Jobs worked by Pacific People in Aotearoa in 2018
Use this visualisation to explore the types of jobs worked by Pacific people in Aotearoa. You can explore different parts of the country, and look at the number of people who work in each type of job.
The categories in the centre are more general groups like labourers, managers, and professionals. These are called “Major Groups”. Around the outer ring, you’ll see “Minor Groups”. These are more detailed groups of jobs. For example “Labourers” is a major group, which includes the minor group “Construction and Mining Labourers”.
Clicking on one of these will zoom in, enabling you to see a breakdown of that group. When you’re looking at the most detailed level, individual jobs, you’ll be able to see the number of people who work in that job, and the median and mean total personal annual income for people who work that job in the geographic area you’ve chosen. Hover over any segment to see the numbers, or click on a detailed segment and the numbers will appear in the centre.
Click the center to zoom back out.
About this data
This data comes from Stats NZ and the 2018 census.
Occupation data is classified using the ANZSCO classification. Where it appears, “nec” means “not elsewhere classified,” a summary category that collects everyone in an occupational group that does not have a more specific description.

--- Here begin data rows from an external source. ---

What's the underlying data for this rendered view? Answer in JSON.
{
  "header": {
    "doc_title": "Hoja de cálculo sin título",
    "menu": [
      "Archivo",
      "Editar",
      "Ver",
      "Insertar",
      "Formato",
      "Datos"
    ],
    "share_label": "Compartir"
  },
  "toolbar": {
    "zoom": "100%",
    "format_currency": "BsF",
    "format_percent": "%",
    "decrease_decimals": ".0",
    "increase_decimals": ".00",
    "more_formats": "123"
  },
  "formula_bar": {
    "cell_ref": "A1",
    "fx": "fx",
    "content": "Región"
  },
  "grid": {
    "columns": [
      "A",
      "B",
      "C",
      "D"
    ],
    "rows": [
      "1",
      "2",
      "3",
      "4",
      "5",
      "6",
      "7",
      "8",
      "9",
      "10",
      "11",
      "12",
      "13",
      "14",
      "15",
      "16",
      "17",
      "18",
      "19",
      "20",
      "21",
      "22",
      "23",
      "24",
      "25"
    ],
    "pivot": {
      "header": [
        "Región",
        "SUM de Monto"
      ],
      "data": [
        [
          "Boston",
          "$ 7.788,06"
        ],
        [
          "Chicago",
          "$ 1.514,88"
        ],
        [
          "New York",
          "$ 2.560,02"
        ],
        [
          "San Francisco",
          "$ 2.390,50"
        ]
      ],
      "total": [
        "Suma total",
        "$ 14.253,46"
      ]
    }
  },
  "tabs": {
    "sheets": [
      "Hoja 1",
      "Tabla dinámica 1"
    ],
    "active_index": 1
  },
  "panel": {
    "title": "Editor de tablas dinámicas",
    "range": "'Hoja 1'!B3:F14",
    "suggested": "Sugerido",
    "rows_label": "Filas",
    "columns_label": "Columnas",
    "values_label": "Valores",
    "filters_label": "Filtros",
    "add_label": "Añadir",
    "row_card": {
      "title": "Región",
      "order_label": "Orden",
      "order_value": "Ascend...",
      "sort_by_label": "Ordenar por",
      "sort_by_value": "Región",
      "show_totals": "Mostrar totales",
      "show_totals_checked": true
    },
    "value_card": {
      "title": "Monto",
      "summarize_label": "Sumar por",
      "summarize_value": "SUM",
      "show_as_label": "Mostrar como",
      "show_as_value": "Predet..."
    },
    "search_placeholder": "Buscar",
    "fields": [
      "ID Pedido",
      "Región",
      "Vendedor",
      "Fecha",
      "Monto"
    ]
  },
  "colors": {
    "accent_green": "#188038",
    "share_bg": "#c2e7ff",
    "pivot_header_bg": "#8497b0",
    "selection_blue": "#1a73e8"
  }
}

As census data, the income data shown is the total income from all sources, not just the income from the occupation listed. This is called ‘Total personal income received’. Total personal income received is the total before-tax income of a person in the 12 months ended 31 March 2018. When you’re looking at this data and the income for people working each job, be aware the total personal income received measure includes when a person works multiple jobs, has income from government benefits, or has income from other sources such as rental properties, stocks, or investments. On the whole, we think this is still a useful measure as it helps us understand the overall financial position for income for people working in each job type.
Data at some levels is suppressed for confidentiality reasons. Where the number of people working in a job is suppressed, this data does not appear in the visualisation. Where the median or mean income is suppressed, the data shows the total number of people, but not the income figures.
The Census uses random rounding to base 3. This means figures are randomly rounded up or down to the closest multiple of 3. Sometimes, this means that breakdowns may not add up to the total. You should especially pay attention to this when looking at figures with small numbers, such as as local board area level.
The 2018 Census had lower-than-expected response rates, especially in some parts of New Zealand and with Pacific peoples. This means Census data was combined with other government data (administrative data) using a process called imputation to fill the gaps. Some areas had a particularly low response rate, and you should be extra careful when interpreting that data.
For occupation, the response rate from 2018 Census forms was 79.7%. The remaining 20.3% of responses were imputed. The significant use of imputation may have inflated the total number of respondents in all categories.
For personal income, the response rate from 2018 Census forms was 81.2%. 16.5% were sourced from administrative data supplied by Inland Revenue. 2.3% of responses were imputed.